Burning Valley
- First edition
- Author: Phillip Bonosky
- Language: English
- Genre: Proletarian literature
- Publisher: Masses & Mainstream
- Publication date: October 1953
- Publication place: USA
- Media type: Print (hardback)
- Pages: 288
- OCLC: 37315232

= Burning Valley =

1953 novel by Phillip Bonosky

Burning Valley is a 1953 coming-of-age novel by the American writer Phillip Bonosky set in the steel valley of Pittsburgh, Pennsylvania during the 1920s. It was originally published in the Communist Party publication Masses and Mainstream. In 1998 it was reprinted as part of the series "The Radical Novel Reconsidered" by the University of Illinois Press.

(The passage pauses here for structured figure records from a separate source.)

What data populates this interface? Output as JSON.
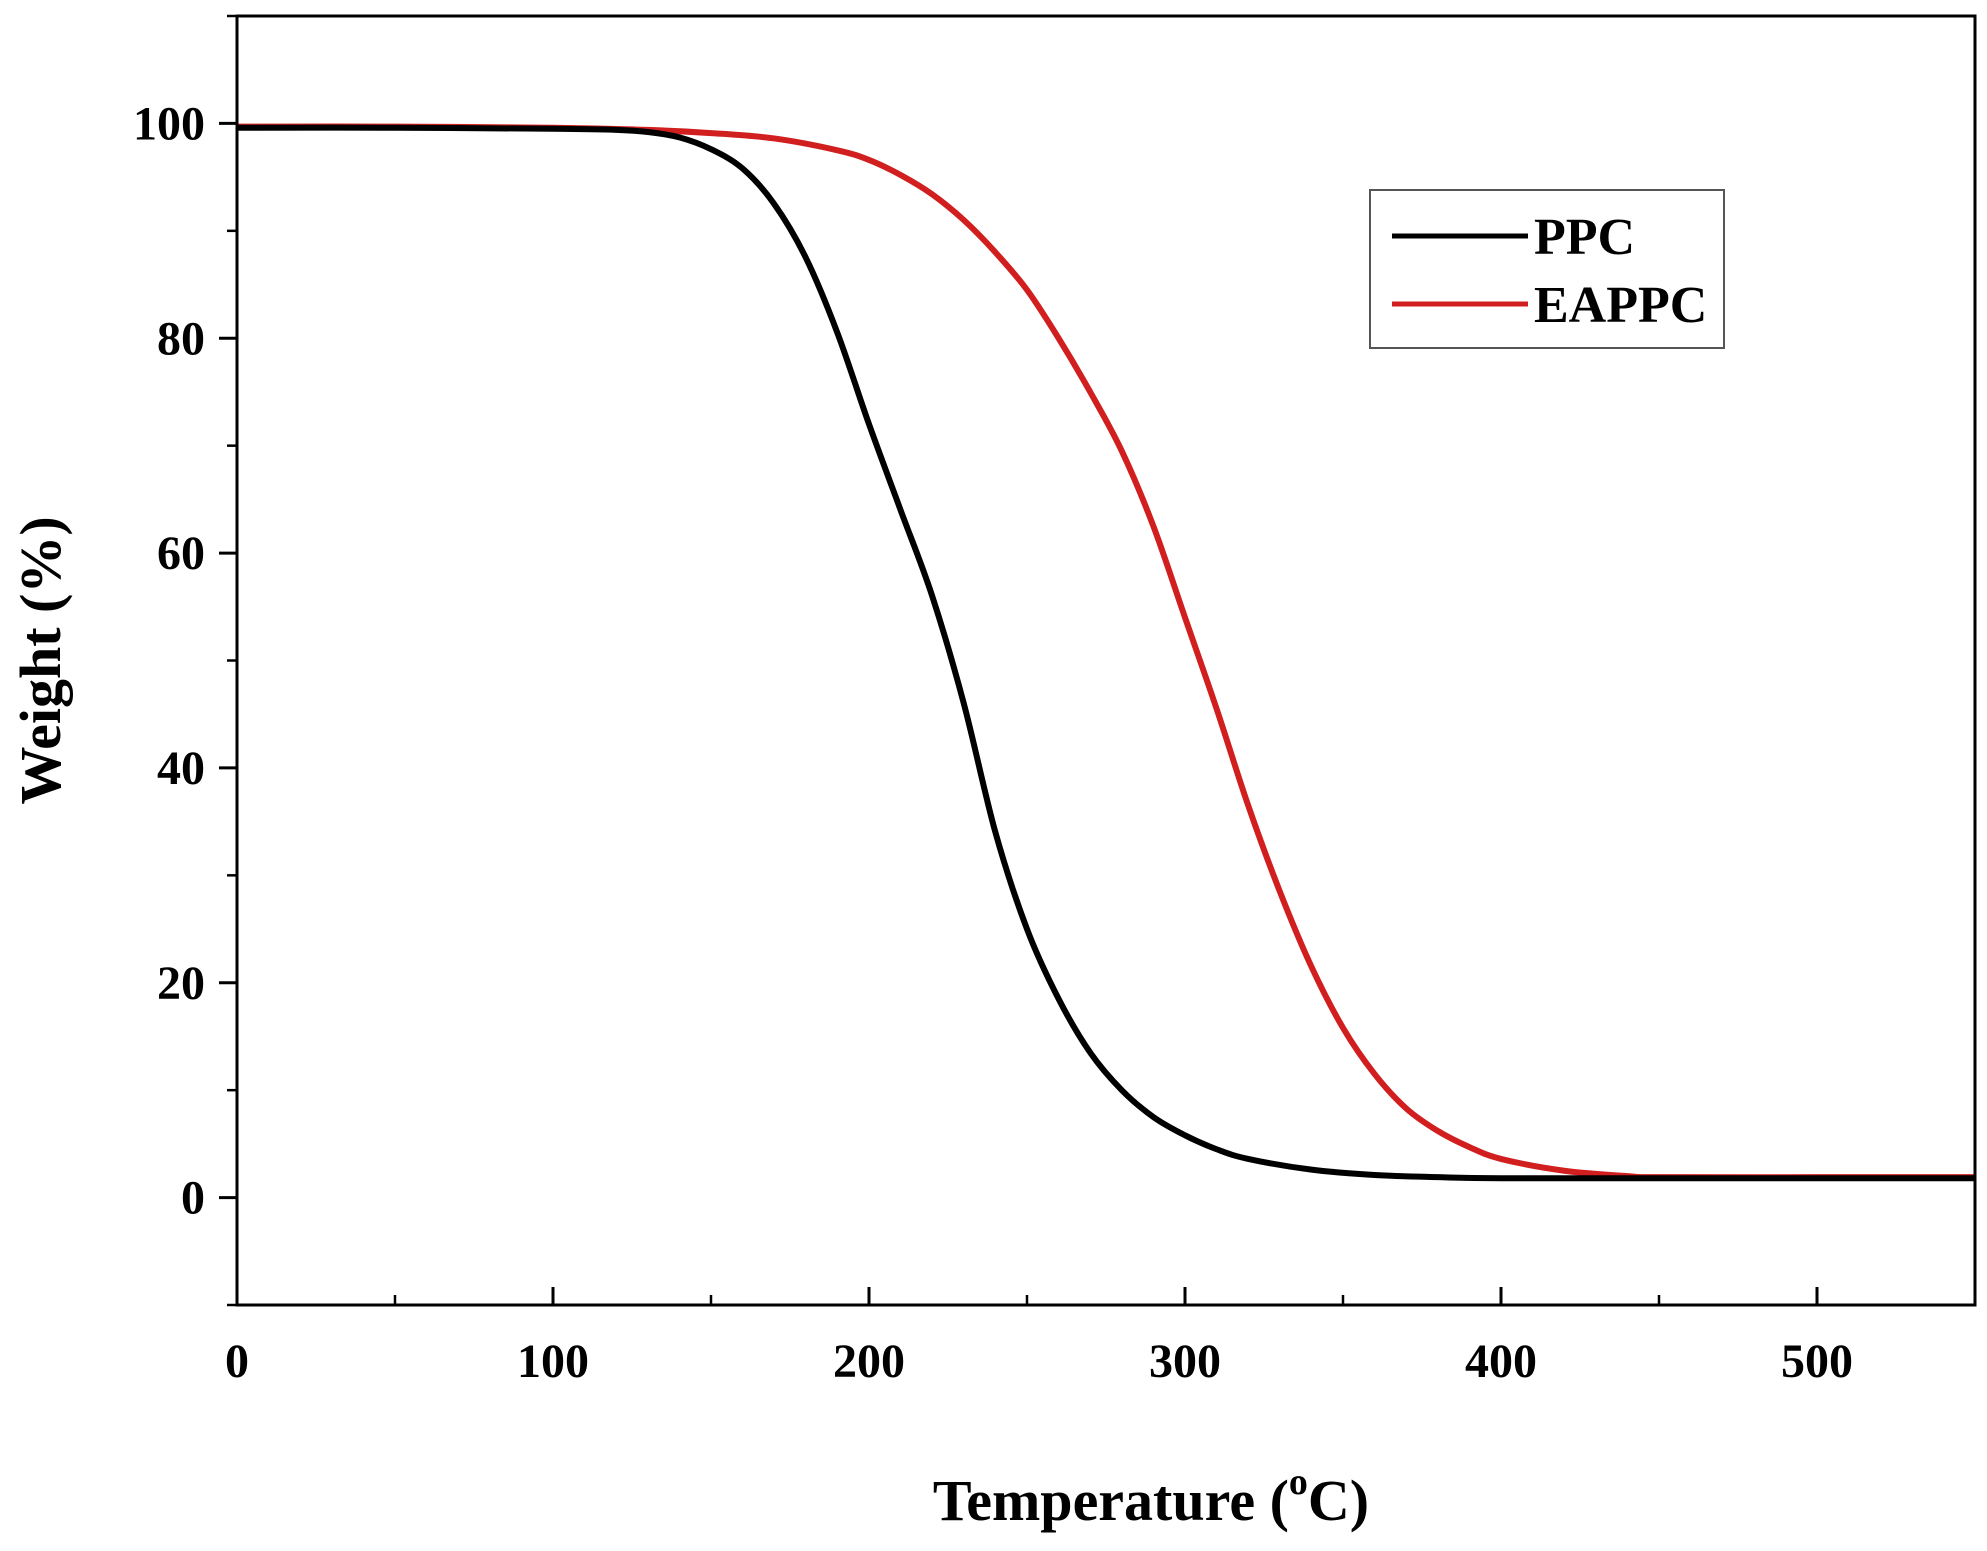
{
  "chart_data": {
    "type": "line",
    "title": "",
    "xlabel": "Temperature",
    "xlabel_unit_sup": "o",
    "xlabel_unit_main": "C",
    "ylabel": "Weight (%)",
    "xlim": [
      0,
      550
    ],
    "ylim": [
      -10,
      110
    ],
    "xticks": [
      0,
      100,
      200,
      300,
      400,
      500
    ],
    "yticks": [
      0,
      20,
      40,
      60,
      80,
      100
    ],
    "xtick_labels": [
      "0",
      "100",
      "200",
      "300",
      "400",
      "500"
    ],
    "ytick_labels": [
      "0",
      "20",
      "40",
      "60",
      "80",
      "100"
    ],
    "grid": false,
    "legend_position": "top-right",
    "series": [
      {
        "name": "PPC",
        "color": "#000000",
        "x": [
          0,
          50,
          100,
          120,
          130,
          140,
          150,
          160,
          170,
          180,
          190,
          200,
          210,
          220,
          230,
          240,
          250,
          260,
          270,
          280,
          290,
          300,
          310,
          320,
          340,
          360,
          380,
          400,
          450,
          500,
          550
        ],
        "y": [
          99.6,
          99.6,
          99.5,
          99.4,
          99.2,
          98.7,
          97.6,
          95.8,
          92.5,
          87.5,
          80.5,
          72,
          64,
          56,
          46,
          34,
          25,
          18.5,
          13.5,
          10,
          7.5,
          5.8,
          4.5,
          3.6,
          2.6,
          2.1,
          1.9,
          1.8,
          1.8,
          1.8,
          1.8
        ]
      },
      {
        "name": "EAPPC",
        "color": "#d11f1f",
        "x": [
          0,
          50,
          100,
          130,
          150,
          170,
          190,
          200,
          210,
          220,
          230,
          240,
          250,
          260,
          270,
          280,
          290,
          300,
          310,
          320,
          330,
          340,
          350,
          360,
          370,
          380,
          390,
          400,
          420,
          440,
          450,
          500,
          550
        ],
        "y": [
          99.7,
          99.7,
          99.6,
          99.4,
          99.1,
          98.6,
          97.5,
          96.6,
          95.2,
          93.4,
          91,
          88,
          84.5,
          80,
          75,
          69.5,
          62.5,
          54,
          45.5,
          36.5,
          28.5,
          21.5,
          15.8,
          11.5,
          8.3,
          6.2,
          4.7,
          3.6,
          2.5,
          2,
          1.9,
          1.9,
          1.9
        ]
      }
    ]
  }
}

The novel tells the story of Benedict Bulmanis, son of an immigrant Lithuanian steelworker, who feels called to the Roman Catholic priesthood, but is torn by local political events as steelworkers struggle to organize in the face of corporate expansion. Banks and millowners plan to clear land in the Monongahela River Valley for a new steel mill, but it means forcing workers from their homes. This expansion and technological upgrading will increase production but lay off thousands. The workers and homeless rebel, in an echo of the Steel strike of 1919, and young Benedict must choose sides.